= Michael Seifert (producer) =

American composer

Michael Seifert is an American multi-platinum award-winning music composer, record producer, arranger and audio engineer based in Cleveland, Ohio. Seifert's credits include work for Nicholas Megalis, Dominick Farinacci, Arooj Aftab, Weedie Braimah, Bokanté, Paul Simon, Tori Amos, Regina Spektor, Fountains of Wayne, Lifehouse (band), Colbie Caillat, Gerald Levert, Bone Thugs-n-Harmony, Too Short, 8 Ball & MJG, UGK, Chuck Mosley, Guided by Voices, Robert Lockwood, Jr., Kate Voegele, Mr. Gnome, Sweet Apple, Cobra Verde (band), Sad Planets, Alex Bevan, Snarky Puppy, and Kira Willey among others.

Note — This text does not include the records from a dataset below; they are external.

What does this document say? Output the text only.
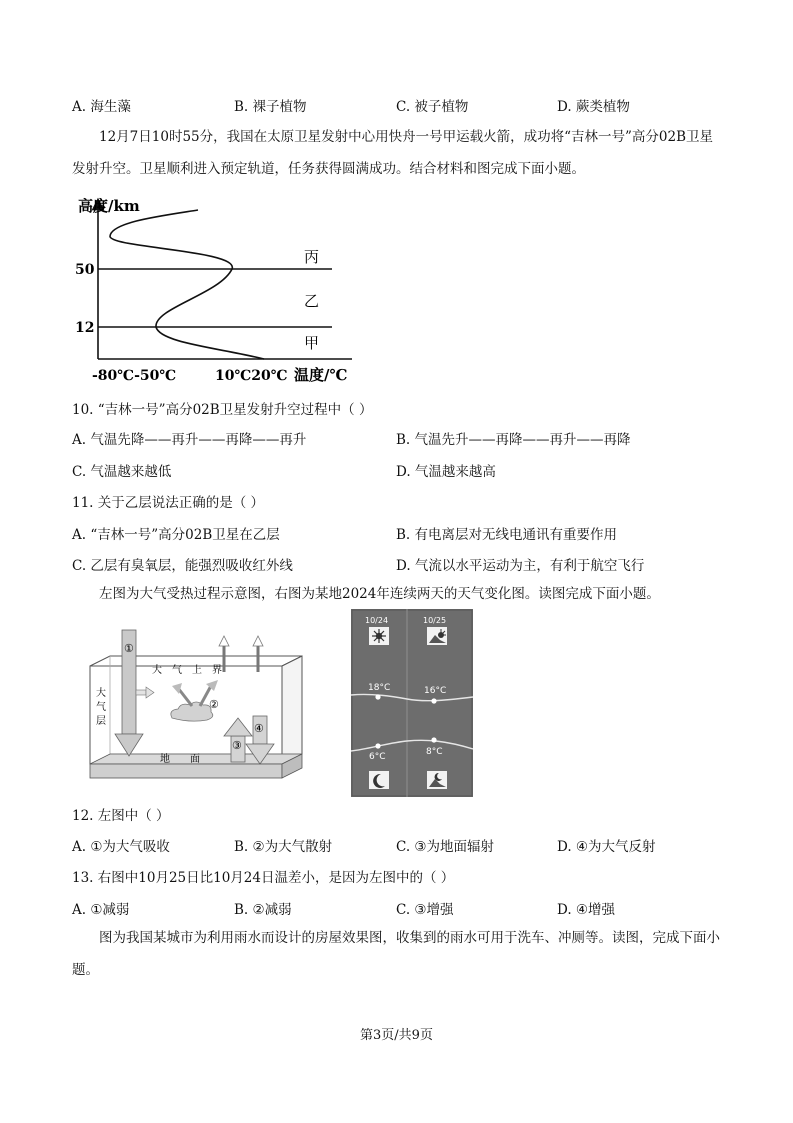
A. 海生藻	B. 裸子植物	C. 被子植物	D. 蕨类植物
12月7日10时55分，我国在太原卫星发射中心用快舟一号甲运载火箭，成功将“吉林一号”高分02B卫星发射升空。卫星顺利进入预定轨道，任务获得圆满成功。结合材料和图完成下面小题。
高度/km
50
12
丙
乙
甲
-80℃-50℃	10℃20℃ 温度/℃
10. “吉林一号”高分02B卫星发射升空过程中（ ）
A. 气温先降——再升——再降——再升	B. 气温先升——再降——再升——再降
C. 气温越来越低	D. 气温越来越高
11. 关于乙层说法正确的是（ ）
A. “吉林一号”高分02B卫星在乙层	B. 有电离层对无线电通讯有重要作用
C. 乙层有臭氧层，能强烈吸收红外线	D. 气流以水平运动为主，有利于航空飞行
左图为大气受热过程示意图，右图为某地2024年连续两天的天气变化图。读图完成下面小题。
①
②
③
④
大　气　上　界
大
气
层
地　　面
10/24	10/25
18°C	16°C
6°C	8°C
12. 左图中（ ）
A. ①为大气吸收	B. ②为大气散射	C. ③为地面辐射	D. ④为大气反射
13. 右图中10月25日比10月24日温差小，是因为左图中的（ ）
A. ①减弱	B. ②减弱	C. ③增强	D. ④增强
图为我国某城市为利用雨水而设计的房屋效果图，收集到的雨水可用于洗车、冲厕等。读图，完成下面小题。
第3页/共9页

Seifert has scored independent films and major motion pictures, including composing, arranging, recording, and production work on Bram Stoker's Dracula (Special Edition), The Outsiders : The Complete Novel, Heart of Darkness, and The Godfather trilogy FFC restoration special edition for Francis Ford Coppola and the award-winning documentary, Romeo is Bleeding. He has composed original music and score for TV shows, including the Netflix original series Buddy Thunderstruck and Care Bears: Unlock the Magic (Boomerang Network/Cartoon Network). He has also composed, recorded, and produced music for Apple Music, Chipotle, Spotify, Pepsi, PlayStation, Xbox, Fox TV, CBS, MTV, American Greetings, Sports Illustrated, Reebok, MGM Casinos and many others.

A self-taught multi-instrumentalist, Seifert often performs on both sides of the glass when working on a project.